Si Andreu Anglada tuviera que dar una receta a quien busca modificar hábitos de pensamiento y de comportamiento nocivos, ¿cuál sería?

«La autocrítica valiente y sincera, asociada a una gran fuerza de voluntad. Pero muchas veces esto no basta, y es necesaria, en mi opinión, una terapia de orientación analítica, ya sea el psicoanálisis convencional (de 3 a 5 sesiones semanales durante años) o la cura psicoanalítica semanal vis a vis, que yo denomino ‘neopsicoanálisis’, que no tiene una duración desmesurada».

Sostiene el psicoanalista que, si falta comunicación profunda en el núcleo familiar originario, arrastramos un sentimiento de soledad y abandono. «Lo fundamental es la salud mental de los padres, su capacidad de comunicar y transmitir. Si es la óptima, la calidad del tiempo que puedan invertir suplirá con creces la falta de cantidad».

¿Qué es lo mejor que aprendió de sus pacientes?

«Una de ellas, Araceli (los nombres son supuestos), que sale en mi primer libro, ‘El GPS secreto de nuestra mente’, me dijo que no es posible olvidar, pero sí se puede llegar a recordar sin sufrimiento. Es decir, se puede vivir sin rencor, sin afán de venganza y sin resentimiento. También he aprendido, de todos ellos, que no somos víctimas de verdugos, sino de otras víctimas, que ya lo eran antes de nacer nosotros».
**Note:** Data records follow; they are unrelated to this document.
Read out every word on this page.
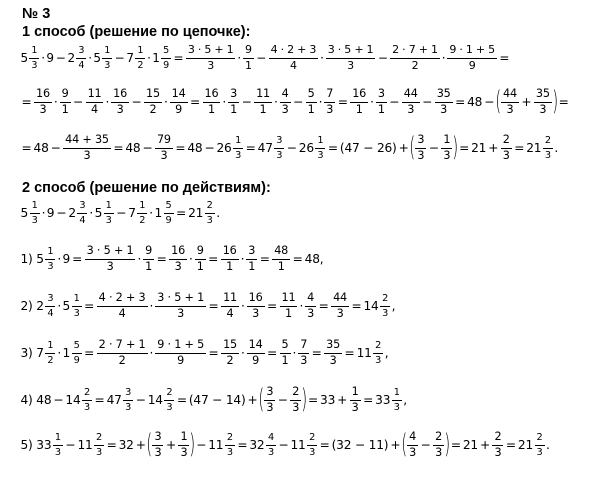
№ 3
1 способ (решение по цепочке):
$5 \frac{1}{3} \cdot 9 - 2 \frac{3}{4} \cdot 5 \frac{1}{3} - 7 \frac{1}{2} \cdot 1 \frac{5}{9} = \frac{3 \cdot 5 + 1}{3} \cdot \frac{9}{1} - \frac{4 \cdot 2 + 3}{4} \cdot \frac{3 \cdot 5 + 1}{3} - \frac{2 \cdot 7 + 1}{2} \cdot \frac{9 \cdot 1 + 5}{9}$ =
= $\frac{16}{3} \cdot \frac{9}{1} - \frac{11}{4} \cdot \frac{16}{3} - \frac{15}{2} \cdot \frac{14}{9} = \frac{16}{1} \cdot \frac{3}{1} - \frac{11}{1} \cdot \frac{4}{3} - \frac{5}{1} \cdot \frac{7}{3} = \frac{16}{1} \cdot \frac{3}{1} - \frac{44}{3} - \frac{35}{3} = 48$ − ( $\frac{44}{3} + \frac{35}{3}$ ) =
= $48 - \frac{44 + 35}{3} = 48 - \frac{79}{3} = 48 - 26 \frac{1}{3} = 47 \frac{3}{3} - 26 \frac{1}{3} = (47 - 26)$ + ( $\frac{3}{3} - \frac{1}{3}$ ) = $21 + \frac{2}{3} = 21 \frac{2}{3}$ .
2 способ (решение по действиям):
$5 \frac{1}{3} \cdot 9 - 2 \frac{3}{4} \cdot 5 \frac{1}{3} - 7 \frac{1}{2} \cdot 1 \frac{5}{9} = 21 \frac{2}{3}$ .
1) $5 \frac{1}{3} \cdot 9 = \frac{3 \cdot 5 + 1}{3} \cdot \frac{9}{1} = \frac{16}{3} \cdot \frac{9}{1} = \frac{16}{1} \cdot \frac{3}{1} = \frac{48}{1} = 48$,
2) $2 \frac{3}{4} \cdot 5 \frac{1}{3} = \frac{4 \cdot 2 + 3}{4} \cdot \frac{3 \cdot 5 + 1}{3} = \frac{11}{4} \cdot \frac{16}{3} = \frac{11}{1} \cdot \frac{4}{3} = \frac{44}{3} = 14 \frac{2}{3}$ ,
3) $7 \frac{1}{2} \cdot 1 \frac{5}{9} = \frac{2 \cdot 7 + 1}{2} \cdot \frac{9 \cdot 1 + 5}{9} = \frac{15}{2} \cdot \frac{14}{9} = \frac{5}{1} \cdot \frac{7}{3} = \frac{35}{3} = 11 \frac{2}{3}$ ,
4) $48 - 14 \frac{2}{3} = 47 \frac{3}{3} - 14 \frac{2}{3} = (47 - 14)$ + ( $\frac{3}{3} - \frac{2}{3}$ ) = $33 + \frac{1}{3} = 33 \frac{1}{3}$ ,
5) $33 \frac{1}{3} - 11 \frac{2}{3} = 32$ + ( $\frac{3}{3} + \frac{1}{3}$ ) − $11 \frac{2}{3} = 32 \frac{4}{3} - 11 \frac{2}{3} = (32 - 11)$ + ( $\frac{4}{3} - \frac{2}{3}$ ) = $21 + \frac{2}{3} = 21 \frac{2}{3}$ .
Andreu Anglada prepara nuevos libros. «Estoy terminando uno sobre la visión psicoanalítica de España, de sus problemas y dificultades, de su génesis y de sus problemas estructurales, con mi diagnóstico, pronóstico y tratamiento. Y tengo un proyecto sobre el perdón, que es la clave de la curación del sufrimiento adictivo. Mientras tenga salud y capacidad, seguiré trabajando y publicando. Moriré con las botas puestas».